От конюшен послышался топот, как устойчивая сердечная аритмия.
С виража напрямую вдоль трибун, против нормального ипподромного порядка движения, скакал алый от восходящего солнца конь под всадником.
– Тем более романтическая чушь. Довженко какой-то.
Пицунда. «Пастораль» была напечатана в трех копиях и получила третью категорию. Это достижение Кинокомитета было близко к абсолютному рекорду. Следующий фильм он мог уже и не снять.
На другой день после тбилисского просмотра «Пасторали» – самого молчаливого фильма из немногословных иоселианиевских картин – он посигналил под окнами квартиры Гоги Харабадзе.
– Что вы делаете? Гуляете?
– Утро, Отар. У Гоги спектакли сегодня и завтра.
– Выходи!
Я вышел и сел в его «уазик».
– За Мерабом заедем, – сообщил он.
Мераб, видимо, еще спал, когда мы подъехали. Отар сигналил долго, пока тот не вышел в том, в чем вчера был на кутеже. Черные туфли, черные брюки и белая нейлоновая рубашка. В Тбилиси стояла августовская жара. Поскольку мы знали, что Отар самый лучший водитель «уазиков», мы с Мерабом задремали, полагая, что едем в ресторан, куда его пригласили с друзьями, и что он, раз Отар на машине, расположен не близко.

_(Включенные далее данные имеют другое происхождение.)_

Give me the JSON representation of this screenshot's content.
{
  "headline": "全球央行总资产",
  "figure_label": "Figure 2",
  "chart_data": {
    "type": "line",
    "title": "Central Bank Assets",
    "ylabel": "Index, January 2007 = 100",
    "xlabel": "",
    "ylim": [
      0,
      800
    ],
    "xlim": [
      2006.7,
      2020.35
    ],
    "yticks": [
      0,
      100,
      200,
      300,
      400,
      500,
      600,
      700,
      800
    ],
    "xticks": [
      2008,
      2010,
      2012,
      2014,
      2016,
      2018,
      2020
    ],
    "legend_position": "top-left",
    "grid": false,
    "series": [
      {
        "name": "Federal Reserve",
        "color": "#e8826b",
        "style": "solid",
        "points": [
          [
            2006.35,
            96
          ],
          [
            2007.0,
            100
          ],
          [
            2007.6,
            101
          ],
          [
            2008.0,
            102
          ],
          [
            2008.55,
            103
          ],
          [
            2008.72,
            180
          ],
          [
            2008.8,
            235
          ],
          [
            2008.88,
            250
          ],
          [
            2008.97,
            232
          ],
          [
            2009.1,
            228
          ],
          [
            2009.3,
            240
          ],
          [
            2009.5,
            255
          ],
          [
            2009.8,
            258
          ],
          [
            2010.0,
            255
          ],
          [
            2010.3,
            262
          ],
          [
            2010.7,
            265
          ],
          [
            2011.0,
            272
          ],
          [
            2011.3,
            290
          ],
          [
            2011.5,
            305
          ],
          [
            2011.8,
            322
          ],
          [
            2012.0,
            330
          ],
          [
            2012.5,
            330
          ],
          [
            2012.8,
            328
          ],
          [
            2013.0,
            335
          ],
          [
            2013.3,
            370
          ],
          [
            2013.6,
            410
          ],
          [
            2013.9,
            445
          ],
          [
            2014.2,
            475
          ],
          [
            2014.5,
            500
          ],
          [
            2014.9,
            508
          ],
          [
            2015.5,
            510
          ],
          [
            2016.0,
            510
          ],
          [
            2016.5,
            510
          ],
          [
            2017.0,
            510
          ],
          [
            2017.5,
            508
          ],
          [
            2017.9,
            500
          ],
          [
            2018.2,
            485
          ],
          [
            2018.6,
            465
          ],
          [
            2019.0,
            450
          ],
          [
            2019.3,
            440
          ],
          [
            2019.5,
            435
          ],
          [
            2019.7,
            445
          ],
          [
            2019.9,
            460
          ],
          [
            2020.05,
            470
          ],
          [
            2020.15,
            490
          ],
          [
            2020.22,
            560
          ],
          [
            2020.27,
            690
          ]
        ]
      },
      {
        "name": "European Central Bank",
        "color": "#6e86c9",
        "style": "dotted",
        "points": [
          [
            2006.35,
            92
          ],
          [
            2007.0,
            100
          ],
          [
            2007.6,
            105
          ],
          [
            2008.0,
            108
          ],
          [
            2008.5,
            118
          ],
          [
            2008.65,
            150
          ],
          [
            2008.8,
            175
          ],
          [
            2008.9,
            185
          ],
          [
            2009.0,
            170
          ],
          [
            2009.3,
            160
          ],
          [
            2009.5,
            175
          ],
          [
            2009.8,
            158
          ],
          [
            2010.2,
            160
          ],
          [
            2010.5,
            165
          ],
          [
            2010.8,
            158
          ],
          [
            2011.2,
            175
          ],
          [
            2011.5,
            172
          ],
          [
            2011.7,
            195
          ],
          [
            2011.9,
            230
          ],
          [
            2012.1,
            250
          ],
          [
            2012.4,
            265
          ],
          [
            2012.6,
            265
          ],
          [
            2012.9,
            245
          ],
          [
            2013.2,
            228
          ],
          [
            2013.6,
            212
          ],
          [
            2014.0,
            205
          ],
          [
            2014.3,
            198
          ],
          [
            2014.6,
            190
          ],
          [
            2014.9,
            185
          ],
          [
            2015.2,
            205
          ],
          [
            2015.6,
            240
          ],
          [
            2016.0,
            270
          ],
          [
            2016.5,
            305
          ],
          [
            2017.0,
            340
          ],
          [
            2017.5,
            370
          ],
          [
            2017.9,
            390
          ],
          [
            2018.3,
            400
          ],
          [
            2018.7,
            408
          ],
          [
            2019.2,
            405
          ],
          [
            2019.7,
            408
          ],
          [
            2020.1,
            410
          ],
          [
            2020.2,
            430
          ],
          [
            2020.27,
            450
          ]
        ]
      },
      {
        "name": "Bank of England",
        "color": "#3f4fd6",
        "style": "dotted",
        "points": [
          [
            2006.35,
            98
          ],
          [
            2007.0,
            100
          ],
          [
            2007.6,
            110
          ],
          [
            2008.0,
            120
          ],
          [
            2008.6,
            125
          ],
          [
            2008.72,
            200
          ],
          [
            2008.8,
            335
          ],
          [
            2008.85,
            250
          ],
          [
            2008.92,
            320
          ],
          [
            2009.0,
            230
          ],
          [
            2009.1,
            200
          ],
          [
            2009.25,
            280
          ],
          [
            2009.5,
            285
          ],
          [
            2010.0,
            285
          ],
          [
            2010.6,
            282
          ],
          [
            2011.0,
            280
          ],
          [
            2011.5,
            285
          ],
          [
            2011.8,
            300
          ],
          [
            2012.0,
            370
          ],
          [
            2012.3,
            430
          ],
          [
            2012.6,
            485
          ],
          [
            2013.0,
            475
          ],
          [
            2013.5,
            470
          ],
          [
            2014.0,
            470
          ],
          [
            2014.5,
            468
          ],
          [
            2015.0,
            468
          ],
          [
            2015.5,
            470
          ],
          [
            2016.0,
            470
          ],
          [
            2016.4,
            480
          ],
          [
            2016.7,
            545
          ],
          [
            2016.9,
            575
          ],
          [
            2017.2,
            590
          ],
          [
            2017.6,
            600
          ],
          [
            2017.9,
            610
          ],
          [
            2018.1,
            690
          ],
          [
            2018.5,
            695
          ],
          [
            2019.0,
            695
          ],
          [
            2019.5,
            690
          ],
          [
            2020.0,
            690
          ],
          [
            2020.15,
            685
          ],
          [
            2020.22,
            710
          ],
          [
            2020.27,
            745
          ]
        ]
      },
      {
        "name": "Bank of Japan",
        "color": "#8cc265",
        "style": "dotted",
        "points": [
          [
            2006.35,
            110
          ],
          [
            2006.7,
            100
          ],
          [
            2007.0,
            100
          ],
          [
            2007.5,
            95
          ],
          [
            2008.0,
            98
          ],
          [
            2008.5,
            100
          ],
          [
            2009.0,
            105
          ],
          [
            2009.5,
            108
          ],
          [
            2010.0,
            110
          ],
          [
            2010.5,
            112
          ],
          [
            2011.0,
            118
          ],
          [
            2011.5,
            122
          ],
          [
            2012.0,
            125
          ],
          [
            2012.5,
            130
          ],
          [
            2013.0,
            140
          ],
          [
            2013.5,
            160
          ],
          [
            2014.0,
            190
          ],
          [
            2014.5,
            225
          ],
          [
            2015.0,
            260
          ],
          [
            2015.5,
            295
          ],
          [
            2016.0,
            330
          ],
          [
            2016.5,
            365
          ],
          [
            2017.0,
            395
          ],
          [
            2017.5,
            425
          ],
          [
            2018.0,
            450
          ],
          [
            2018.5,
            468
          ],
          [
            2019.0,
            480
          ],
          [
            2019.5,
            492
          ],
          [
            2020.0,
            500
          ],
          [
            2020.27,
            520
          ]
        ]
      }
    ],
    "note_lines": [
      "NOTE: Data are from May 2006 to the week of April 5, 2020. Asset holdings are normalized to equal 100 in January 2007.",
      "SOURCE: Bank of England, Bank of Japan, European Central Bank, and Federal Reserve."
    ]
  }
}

О том, что он сам нас решил угостить, мы не думали из-за отсутствия такого качества фантазии в мире. Денег у него не было, а семья была.
– Сколько у тебя? – Он разбудил меня в районе Зугдиди.
– Семь рублей.
– На бензин хватит.
Мераба мы будить не стали. Чего человеку глупые вопросы задавать?..
Но Отару можно было задать вопрос.
– Куда мы едем?
– На Пицунду.
– Ага. А…
– Нет! Даже на штраф у нас денег нет. Поэтому я еду по правилам, хотя это настораживает гаишников. Но у нас есть механические шахматы. У писателей, которые отдыхают в своих домах творчества, деньги есть, и они тщеславны. Рубль – партия.
– Это они потянут.
Два дня мы прожили счастливо. Мераб, в черных штанах и белой нейлоновой рубахе, спал под грибком на пляже. Я зазывал писателей по наводке Поженяна, который сам играл хорошо и, кроме того, знал, кто даст рубль, а кто может обыграть слабенький шахматный компьютер. На ночь нас разбирали по номерам. Мераб, впрочем, оставался на пляже, сославшись на целительный воздух моря.
Утром, проснувшись в номере Гриши и Любы Гориных, я не обнаружил хозяев, но нашел четвертак с лаконичной надписью: «На бензин». Отар уже ждал в машине. На заднем сиденье дремал Мераб в нейлоновой рубахе, которую рука не поднимается описать как белую, черных штанах и черных туфлях на босу ногу.
– Ты не помнишь, он был в носках?
Я не помнил, но после вчерашнего празднования победы человека над электронным шахматным интеллектом был благодушен.
– Какие хорошие люди!
– Поехали…
За долгую дорогу он нашел минуты три, чтобы сообщить, что не может не работать. Раз. Не может работать, потому что в Союзе не дают. Два. И три – хочет поехать во Францию, чтобы снимать там.